O cessar-fogo no Teatro de Operações do Mediterrâneo foi decretado em em 2 de maio de 1945. Nenhuma missão foi voada a partir de então, até que, em 8 de maio, foi declarada a rendição incondicional da Alemanha nazista.

A última missão de guerra do 1º GAvCa foi um vôo de reconhecimento sobre o Vale do Pó, executado no dia 02/05/45. A esquadrilha designada para a missão era a "Green", quando foram recebidas ordens de enviar apenas dois aviões, com ordens de não atirar. O então líder da "Green", Cap. Av. Pessoa Ramos, escalou os dois pilotos com menos missões, que eram o Ten. Av. José Meira de Vasconcelos (D5) e pelo Asp. Av. Roberto Tormin Costa (D6).

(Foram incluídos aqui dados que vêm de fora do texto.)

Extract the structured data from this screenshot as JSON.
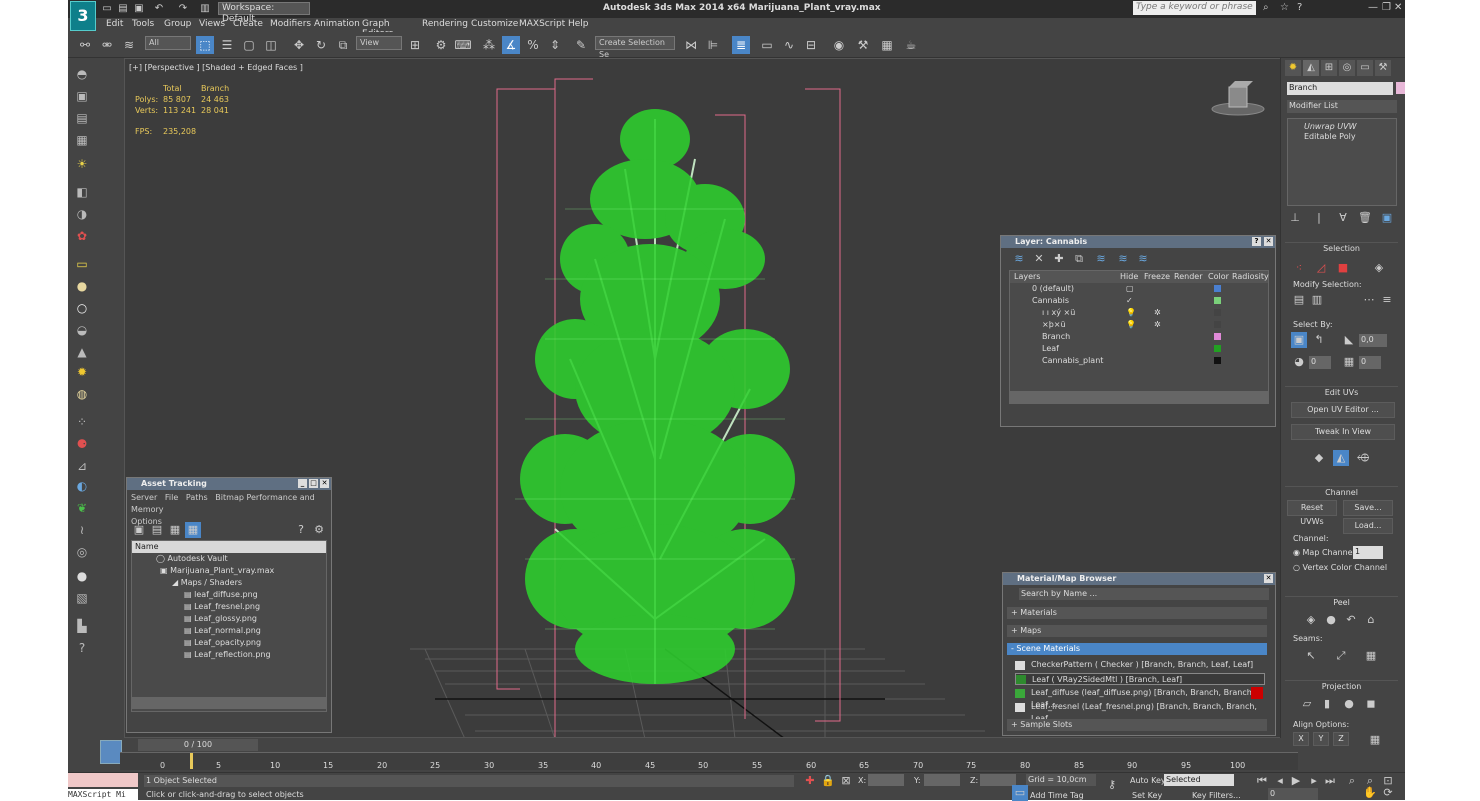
{
  "app": {
    "title": "Autodesk 3ds Max  2014 x64     Marijuana_Plant_vray.max",
    "workspace": "Workspace: Default",
    "search_placeholder": "Type a keyword or phrase"
  },
  "menu": [
    "Edit",
    "Tools",
    "Group",
    "Views",
    "Create",
    "Modifiers",
    "Animation",
    "Graph Editors",
    "Rendering",
    "Customize",
    "MAXScript",
    "Help"
  ],
  "toolbar": {
    "selection_filter": "All",
    "coord_system": "View",
    "named_selection": "Create Selection Se"
  },
  "viewport": {
    "label": "[+] [Perspective ] [Shaded + Edged Faces ]",
    "stats": {
      "col_total": "Total",
      "col_branch": "Branch",
      "polys_label": "Polys:",
      "polys_total": "85 807",
      "polys_branch": "24 463",
      "verts_label": "Verts:",
      "verts_total": "113 241",
      "verts_branch": "28 041",
      "fps_label": "FPS:",
      "fps_value": "235,208"
    }
  },
  "command_panel": {
    "object_name": "Branch",
    "modifier_list": "Modifier List",
    "stack": [
      "Unwrap UVW",
      "Editable Poly"
    ],
    "selection_title": "Selection",
    "modify_selection": "Modify Selection:",
    "select_by": "Select By:",
    "spinner_a": "0,0",
    "spinner_b": "0",
    "spinner_c": "0",
    "edit_uvs_title": "Edit UVs",
    "open_uv_editor": "Open UV Editor ...",
    "tweak_in_view": "Tweak In View",
    "channel_title": "Channel",
    "reset_uvws": "Reset UVWs",
    "save": "Save...",
    "load": "Load...",
    "channel_label": "Channel:",
    "map_channel": "Map Channel:",
    "map_channel_value": "1",
    "vertex_color_channel": "Vertex Color Channel",
    "peel_title": "Peel",
    "seams_label": "Seams:",
    "projection_title": "Projection",
    "align_options": "Align Options:",
    "align_x": "X",
    "align_y": "Y",
    "align_z": "Z"
  },
  "layer_window": {
    "title": "Layer: Cannabis",
    "headers": [
      "Layers",
      "Hide",
      "Freeze",
      "Render",
      "Color",
      "Radiosity"
    ],
    "rows": [
      {
        "name": "0 (default)",
        "color": "#4a7fd0"
      },
      {
        "name": "Cannabis",
        "color": "#7ad07a"
      },
      {
        "name": "ı ı xý ×ü",
        "color": "#444444"
      },
      {
        "name": "×þ×ü",
        "color": "#444444"
      },
      {
        "name": "Branch",
        "color": "#e08ad8"
      },
      {
        "name": "Leaf",
        "color": "#22a022"
      },
      {
        "name": "Cannabis_plant",
        "color": "#111111"
      }
    ]
  },
  "asset_window": {
    "title": "Asset Tracking",
    "menu": [
      "Server",
      "File",
      "Paths",
      "Bitmap Performance and Memory",
      "Options"
    ],
    "column": "Name",
    "rows": [
      "Autodesk Vault",
      "Marijuana_Plant_vray.max",
      "Maps / Shaders",
      "leaf_diffuse.png",
      "Leaf_fresnel.png",
      "Leaf_glossy.png",
      "Leaf_normal.png",
      "Leaf_opacity.png",
      "Leaf_reflection.png"
    ]
  },
  "material_window": {
    "title": "Material/Map Browser",
    "search": "Search by Name ...",
    "groups": [
      "+ Materials",
      "+ Maps",
      "- Scene Materials"
    ],
    "items": [
      "CheckerPattern  ( Checker ) [Branch, Branch, Leaf, Leaf]",
      "Leaf  ( VRay2SidedMtl ) [Branch, Leaf]",
      "Leaf_diffuse (leaf_diffuse.png)  [Branch, Branch, Branch, Leaf,...",
      "Leaf_fresnel (Leaf_fresnel.png)  [Branch, Branch, Branch, Leaf,..."
    ],
    "sample_slots": "+ Sample Slots"
  },
  "timeline": {
    "frame": "0 / 100",
    "ticks": [
      "0",
      "5",
      "10",
      "15",
      "20",
      "25",
      "30",
      "35",
      "40",
      "45",
      "50",
      "55",
      "60",
      "65",
      "70",
      "75",
      "80",
      "85",
      "90",
      "95",
      "100"
    ]
  },
  "status": {
    "maxscript": "MAXScript Mi",
    "selected": "1 Object Selected",
    "prompt": "Click or click-and-drag to select objects",
    "x_label": "X:",
    "y_label": "Y:",
    "z_label": "Z:",
    "grid": "Grid = 10,0cm",
    "auto_key": "Auto Key",
    "selected_dd": "Selected",
    "set_key": "Set Key",
    "key_filters": "Key Filters...",
    "add_time_tag": "Add Time Tag",
    "frame_field": "0"
  },
  "colors": {
    "accent": "#4a86c7",
    "stats": "#e8c95a",
    "leaf": "#2ecf2e",
    "bbox": "#e06a8a"
  }
}
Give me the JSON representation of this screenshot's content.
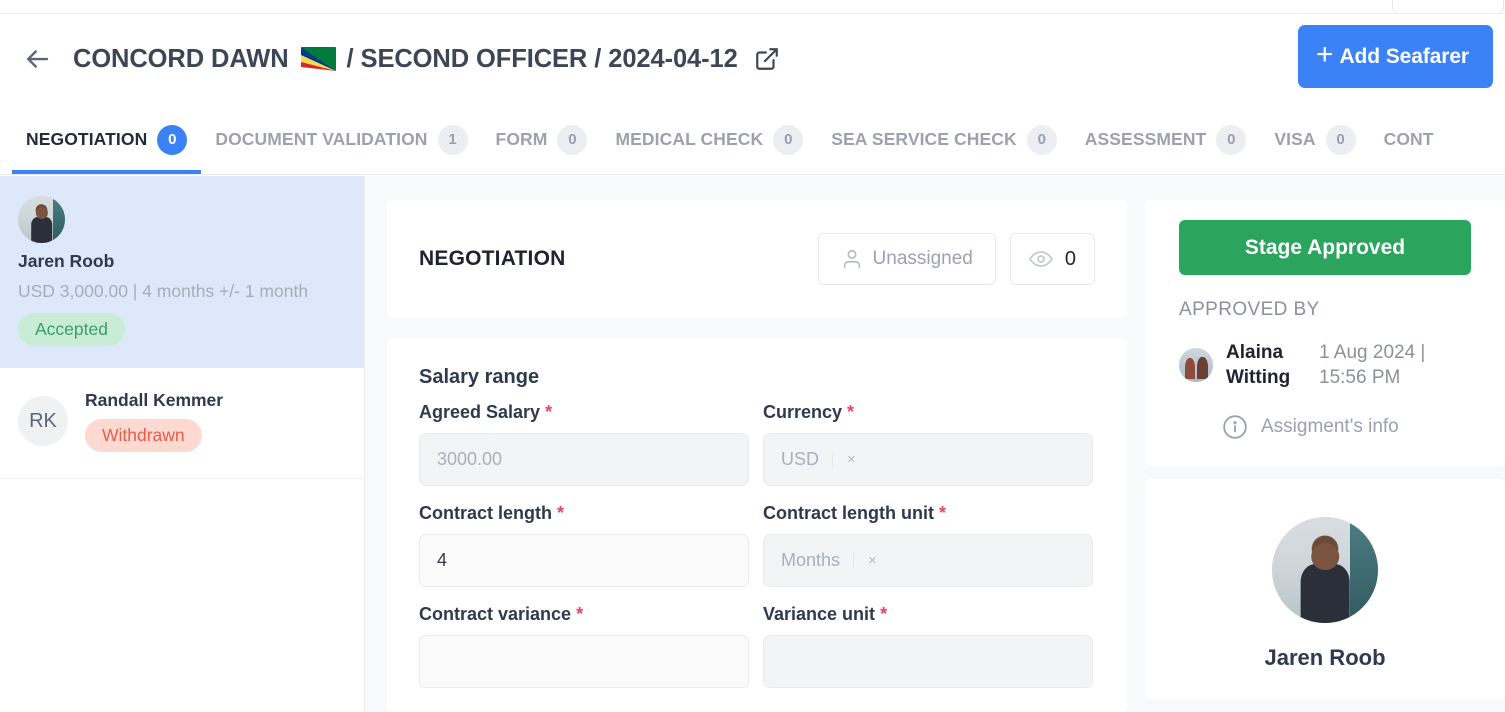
{
  "header": {
    "back_icon": "arrow-left-icon",
    "vessel": "CONCORD DAWN",
    "flag": "seychelles-flag",
    "sep1": "/",
    "rank": "SECOND OFFICER",
    "sep2": "/",
    "date": "2024-04-12",
    "external_link_icon": "external-link-icon",
    "add_button": "Add Seafarer",
    "add_button_icon": "plus-icon",
    "accent_blue": "#3b82f6"
  },
  "tabs": [
    {
      "label": "NEGOTIATION",
      "count": "0",
      "active": true
    },
    {
      "label": "DOCUMENT VALIDATION",
      "count": "1",
      "active": false
    },
    {
      "label": "FORM",
      "count": "0",
      "active": false
    },
    {
      "label": "MEDICAL CHECK",
      "count": "0",
      "active": false
    },
    {
      "label": "SEA SERVICE CHECK",
      "count": "0",
      "active": false
    },
    {
      "label": "ASSESSMENT",
      "count": "0",
      "active": false
    },
    {
      "label": "VISA",
      "count": "0",
      "active": false
    },
    {
      "label": "CONT",
      "count": "",
      "active": false
    }
  ],
  "sidebar": {
    "candidates": [
      {
        "name": "Jaren Roob",
        "meta": "USD 3,000.00  |  4 months +/- 1 month",
        "status": "Accepted",
        "status_color": "#3d9e63",
        "selected": true
      },
      {
        "name": "Randall Kemmer",
        "initials": "RK",
        "status": "Withdrawn",
        "status_color": "#ea5c48",
        "selected": false
      }
    ]
  },
  "stage": {
    "title": "NEGOTIATION",
    "assignee": "Unassigned",
    "assignee_icon": "user-icon",
    "views_icon": "eye-icon",
    "views_count": "0"
  },
  "form": {
    "section_title": "Salary range",
    "required_mark": "*",
    "fields": [
      {
        "label": "Agreed Salary",
        "value": "3000.00",
        "filled": false,
        "type": "text"
      },
      {
        "label": "Currency",
        "value": "USD",
        "filled": false,
        "type": "select",
        "remove": "×"
      },
      {
        "label": "Contract length",
        "value": "4",
        "filled": true,
        "type": "text"
      },
      {
        "label": "Contract length unit",
        "value": "Months",
        "filled": false,
        "type": "select",
        "remove": "×"
      },
      {
        "label": "Contract variance",
        "value": "",
        "filled": true,
        "type": "text"
      },
      {
        "label": "Variance unit",
        "value": "",
        "filled": false,
        "type": "select",
        "remove": ""
      }
    ]
  },
  "approval": {
    "button": "Stage Approved",
    "button_color": "#2ba55d",
    "heading": "APPROVED BY",
    "approver_name": "Alaina Witting",
    "approver_date": "1 Aug 2024 | 15:56 PM",
    "info_icon": "info-icon",
    "info_label": "Assigment's info"
  },
  "profile": {
    "name": "Jaren Roob",
    "avatar": "seafarer-photo"
  }
}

Cessadas as hostilidades, o Grupo iniciou a organização da volta e iniciou o papel de força de ocupação. Alguns membros do grupo organizaram "tochas" e, com a devida autorização, foram conhecer outras cidades da Itália e da Europa.

Foram lançadas missões visando localizar os aviadores abatidos e prisioneiros de guerra. Nero Moura destacou dois grupos de oficiais para efetuarem a localização da documentação e dos corpos dos aviadores mortos em combate. Um desses grupos era chefiado pelo Capitão Horácio Monteiro Machado e integrado pelos Tenentes Luiz Felipe Perdigão e Alberto Martins Torres. O segundo grupo era liderado pelo Tenente Newton Neiva de Figueiredo.

Soube-se então que o Ten. Av. João Maurício Campos de Medeiros, ao contrário do que se acreditava, não havia caído prisioneiro dos alemães, mas morrera eletrocutado quando, ao saltar de pára-quedas, caiu sobre fios de alta tensão. Medeiros fora abatido em 02/01/45, próximo a Alessandria, e seus companheiros viram seu pára-quedas se abrindo, apesar de à baixa altura. Estranhamente, dois dias depois de sua derrubada, uma rádio alemã anunciou seu aprisionamento, o que deu a certeza aos seus companheiros de que ele estava vivo. Durante algum tempo perdurou a suspeita de que Medeiros teria sido assassinado pela Gestapo, mas depoimentos colhidos com os próprios partizanos no local de sua queda eliminaram essa hipótese.

Em uma sepultura rasa foi encontrado o corpo do Asp. Av. Frederico Gustavo dos Santos. Os alemães, na verdade, não o enterraram, mas estenderam seu corpo e cobriram-no com pedras. Sobre sua sepultura, uma cruz com seu dog-tag e uma placa feita em bronze (provavelmente feita a partir de estojos de munição) onde (numa tradução livre) se lia:

DEN FLIEGER TOD GEFALLEN
AM 13.4.1945
SANTOS, FREDERICO - G -
- BRASIL - T43 - A

AO AVIADOR ABATIDO E MORTO
EM 13.4.1945
SANTOS, FREDERICO - G -
- BRASIL - T43 - A

Os códigos "T43" e "A" indicam, respectivamente, a data da vacinação contra o tétano (no caso, 1943) e o tipo sanguíneo.

O P-47D de Santos fora atingido pela explosão do depósito de munição que ele mesmo atacara segundos antes. Com a explosão, o P-47D teve sua asa direita arrancada, virou de dorso e precipitou-se ao solo. Santos ainda tentou salvar-se saltando da aeronave, mas morreu no impacto com o solo, o P-47 explodindo alguns metros à frente. Além dos corpos dos Tenentes Santos e Medeiros, foram recuperados também os corpos dos Tenentes John Richardson Cordeiro e Silva, Aurélio Vieira Sampaio e Luiz Lopes Dornelles. Todos foram sepultados no Cemitério Militar Brasileiro em Pistóia, onde permaneceram até 1960, quando foram trasladados para o Monumento aos Mortos da 2ª Guerra Mundial, no Rio de Janeiro.

O 1º GAvCa ainda permaneceu na Itália, no papel de força de ocupação, até junho de 1945, preparando a volta ao Brasil, que ocorreria, finalmente, em 7 de julho.